Geliş yoluna koyuluyoruz, delikanlı ikna olmuş sakin. Hiç beklemediğimiz bir iş oluyor lakin. Lalapaşa sapağına yaklaştığımızda arabamın motor arıza ışığı yanıyor, ‘acele servise gidiniz’.
Lalapaşa sapağında kenara çekiyorum, ‘sen burada in, minibüs gelecek binersin, ben sanayiye gideceğim’ diyorum. Kırmızı ışığı oda görüyor, anlıyor, sanayide beklese ne zaman işimiz bitecek belli değil, ayrılıyoruz. Ertesi gün telefonum çalıyor, adı kayıtlı bakıyorum tavırlar değişmiş, belli ki gönderenler sıkıştırıyor, ‘benim paramı ver’, ‘ne parası Mustafa?’ ‘yolda indim, minibüs parası 30 tl, Kıyık’ta indim yurda kadar minibüs parası 12,5 lira, toplam 42.5 lira’. ‘Sonra konuşalım Mustafa, şimdi arabayla uğraşıyorum, araba elim kolum, büyük para değil hallederiz. Hem ben sana fazla para verdim’ diyorum. ‘Hayır şimdi ver, ben oraya gelirim’ diyor. ‘Ben Lalapaşa’dayım, çekici arıyorum, Edirne’ye geleceğim görüşürüz’ diyorum.
Ardından on defa telefonum çalıyor, şahsı engelliyorum. Bu şahsın soyadı başka olan kızımın telefonunu, damadımın telefonunu, özel destek olmadan bilmesi mümkün değil. 188 bin takipçisi olan kızınızın sayfasına ince ince ‘Nuri Danışman alavere dalavere işçisinin parasını vermiyor’ vs gibi burada yazamadığım yazıları yazsa, karımın sayfasına ‘kocan şöyle böyle’ diye yazsa şehrimizde tanınmış bir çocuk doktoru olan dünya güzeli bir insan olan damadımın köşesine; ‘kayınpederin paramı vermiyor’ yazsa, Nuri Danışman Çiftliği medya köşesine Trakya Üniversitesi laboratuvarından Trakya’nın en yüksek değerlere sahip balı yazısı alabilmiş balımıza ‘balı sahte midir nedir’ diye yazsa, köşe yazısı yazdığınız gazeteye ‘bu adam işçilerin parasını vermiyor’ yazsa. Gazete patronumuz bundan haberdar olsa, çalışma sistemine çok saygı duyduğum her yazımdan hiç günahı yokken benim kadar sorumlu olan müdürüm durumu düzeltmek için o kadar işin içinde birde bununla uğraşsa.

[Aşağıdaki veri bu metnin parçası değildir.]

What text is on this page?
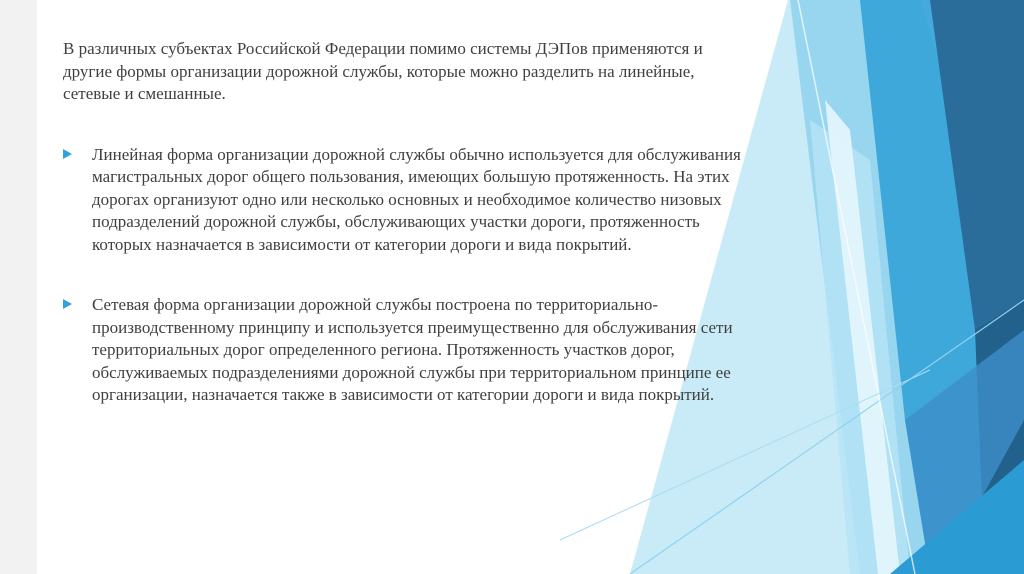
В различных субъектах Российской Федерации помимо системы ДЭПов применяются и другие формы организации дорожной службы, которые можно разделить на линейные, сетевые и смешанные.

Линейная форма организации дорожной службы обычно используется для обслуживания магистральных дорог общего пользования, имеющих большую протяженность. На этих дорогах организуют одно или несколько основных и необходимое количество низовых подразделений дорожной службы, обслуживающих участки дороги, протяженность которых назначается в зависимости от категории дороги и вида покрытий.
Сетевая форма организации дорожной службы построена по территориально-производственному принципу и используется преимущественно для обслуживания сети территориальных дорог определенного региона. Протяженность участков дорог, обслуживаемых подразделениями дорожной службы при территориальном принципе ее организации, назначается также в зависимости от категории дороги и вида покрытий.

Soru şu siz olsanız ne yaparsınız?
Konudan kamunun haberi var ama ben olgunlaşmadan yazmak istemedim. Aile arasında toplanıp çözüm yolları aradık, en çok göz bebeğim kızımı koruyamayan bir baba durumuna düştüğüm için üzüldüm. Zaten yaralı olan, bağışıklık sistemim çöktü ve basit bir griple yatağa düştüm, kızım konuyu bilip beni teselli etse de ‘baba üzülme üstesinden geliriz’ dese de ben acz içinde oluşumu sindiremedim. Ardından her dara düştüğümde sığındığım eşim durumu işitince çok üzüldü hastalandı. Genelde bu gibi olayları en son ona söyleriz, o dışardan etkilenmesin, iç kalemiz hep sağlam kalsın, sığınacak bir yerimiz, başımızı yaslayacak bir omuzumuz sağlam kalsın diye ama bu defa başaramadık. Bugün artık Gönül hanım gözlerini dünyaya tekrar açtı, o güzel gülüşlerine tekrar kavuştuk. Ailede kimin derdi olsa kardeşlerimiz, gelinlerimiz, damatlarımız, kızlarımız, oğullarımız, torunlarımız onun şifalı elleri mutlaka değmiştir. Bunun gibi defalarca karşılaştığım olaylar yaşadım. 45 gün sadece göz yaşı dökerek ve dua ederek yoğun bakımda kaldığım oldu, ölmedim, paramparça olan arabanın içinden çıktım ölmedim, elektrik direğinde asılı kaldım ölmedim, akciğerlerimizi parçalanana kadar dayak yediğimiz oldu ölmedim. Yaradana hep inandım, son hükmü onun verdiğine hep inandım.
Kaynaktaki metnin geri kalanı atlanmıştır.